GENIUS Act Moves Forward, Paving the Way for Stablecoins in U.S. Financial System
The GENIUS Act—short for Guiding and Establishing National Innovation for U.S. Stablecoins—is one step closer to becoming law after passing the Senate in a 68–30 vote on Tuesday. If fully approved, the legislation could make stablecoin issuers key players in the U.S. economy.
The bill sets out a clear regulatory framework for stablecoins, including rules on how they must be backed and requirements to comply with anti-money laundering laws. It now moves to the House of Representatives for further consideration.
Industry leaders say the Senate vote sends a strong signal to traditional financial institutions and may accelerate stablecoin adoption across banks and payment networks.

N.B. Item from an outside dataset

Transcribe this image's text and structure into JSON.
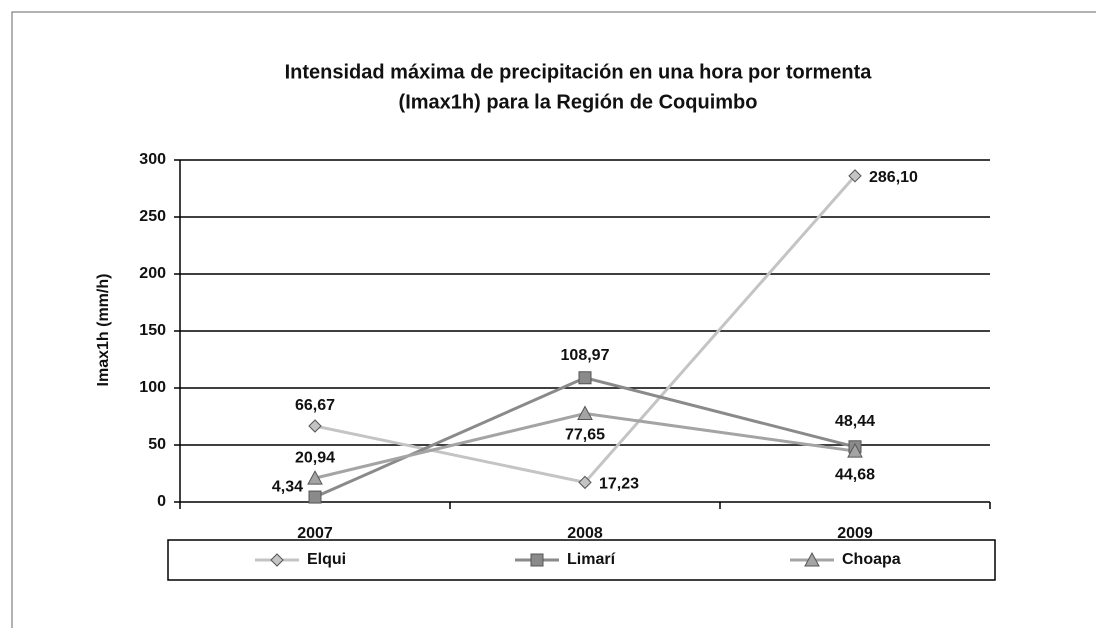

“Clear rules and legal recognition are essential for stablecoins to function as reliable settlement tools,” said Katalin Tischhauser, head of investment research at Sygnum Bank. She noted that large banks are already exploring stablecoin use for payments and settlements, particularly with tokens issued on private blockchains.
Andrei Grachev of Falcon Finance added that if stablecoin issuers begin holding large amounts of U.S. Treasurys, it could shift their role from niche assets to central players in the economy.
Alex Buelau, co-founder of blockchain firm Rayls, said the legislation could finally bring clarity to an industry that has operated in a regulatory gray area. “Now that we have direction, institutions won’t hesitate to move forward, especially for cross-border payments and 24/7 settlement,” he told Cointelegraph.
The GENIUS Act is seen as one of several policy shifts fueling optimism for crypto markets in 2025, alongside moves like President Trump’s recent support for Bitcoin reserves.